Auf durchaus autoritäre Weise hat der französische Präsident Emmanuel Macron am 14. April seine Rentenreform durchgesetzt – gegen Millionen von Menschen, die seit Monaten demonstrieren und streiken. Angesichts eines wachsenden Bruttosozialprodukts und der Tatsache, dass die Ausgaben für Versorgung und Ausbildung der jungen Generation die Gesamtgesellschaft viel teurer zu stehen kommen als eine angemessene Versorgung älterer Bürger, ist die Reform als Umverteilungsmanöver zugunsten des Unternehmertums erkennbar. Weil sich Macron einer Entscheidung im Parlament nicht sicher war, rief er den Verfassungsrat an. Allerdings präsentiert der das Wahlvolk erst recht nicht. Drei der neun Mitglieder kann der Staatschef selber einsetzen, darunter den Präsidenten des Gremiums. Drei andere werden vom Präsidenten des Senats und drei weitere vom Parlamentspräsidenten berufen.

Wenn man weiß, dass die derzeitige Sprecherin der Nationalversammlung, Yaël Braun-Pivet, Macrons Parteigenossin ist und Senatspräsident Gérard Larcher den in gaullistischer Tradition stehenden Les Républicains angehört, verwundert es nicht, dass der Verfassungsrat die im Unternehmerinteresse stehende Rentenreform für legal erklärte. Zugleich lehnte er ein Referendum darüber ab. Sollte das beantragt werden, wäre dies erst im Mai möglich. Gebraucht würden fünf Millionen Unterschriften. Macron kann darauf hoffen, dass eine solch enorme organisatorische Leistung kaum von der naturgemäß zersplitterten Zivilgesellschaft erbracht werden kann.

Es wird immer unausweichlicher, dass nicht nur in Frankreich über neue Parameter sowie Eckpunkte für eine moderne Demokratie diskutiert und um ihre Durchsetzung gekämpft wird. Die ältesten Demokratien schleppen besonders alte Zöpfe mit sich herum. Erinnert sei an das grotesk lange verweigerte Frauenwahlrecht in Frankreich und in der Schweiz. Wenn es dort 1944 beziehungsweise 1971 eingeführt werden konnte, erinnert dies daran, dass auch der Status quo etablierter Demokratien nicht sakrosankt ist. Er kann verändert, wenn nicht erheblich revidiert werden. Das ebenfalls auf frühere Entwicklungsstufen der Gesellschaft zurückgehende Präsidialsystem, das in Afrika von den sich befreienden Kolonien teilweise übernommen wurde, gibt den Amtsinhabern viel zu weitreichende Vollmachten und gehört zumindest stark reformiert – wenn nicht abgeschafft.

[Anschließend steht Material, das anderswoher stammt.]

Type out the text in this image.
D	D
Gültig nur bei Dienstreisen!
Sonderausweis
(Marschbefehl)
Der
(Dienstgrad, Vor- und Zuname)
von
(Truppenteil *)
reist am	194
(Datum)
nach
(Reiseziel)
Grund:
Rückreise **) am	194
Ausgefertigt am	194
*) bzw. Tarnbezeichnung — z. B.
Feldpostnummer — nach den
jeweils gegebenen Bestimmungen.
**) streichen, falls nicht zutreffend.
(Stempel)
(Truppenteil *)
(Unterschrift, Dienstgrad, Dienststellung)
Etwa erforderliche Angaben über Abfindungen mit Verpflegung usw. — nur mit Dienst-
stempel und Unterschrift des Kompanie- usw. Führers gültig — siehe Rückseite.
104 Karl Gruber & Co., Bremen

Während die Massendemonstrationen in Israel wenigstens einen vorläufigen Aufschub der Reform bewirkt haben, sind die tapferen Demonstrationen und Streiks der Franzosen offenbar vergeblich gewesen. Die Proteste gehen zwar weiter, aber müssten sich noch viel stärker auf dringlich gewordene Systemfragen konzentrieren.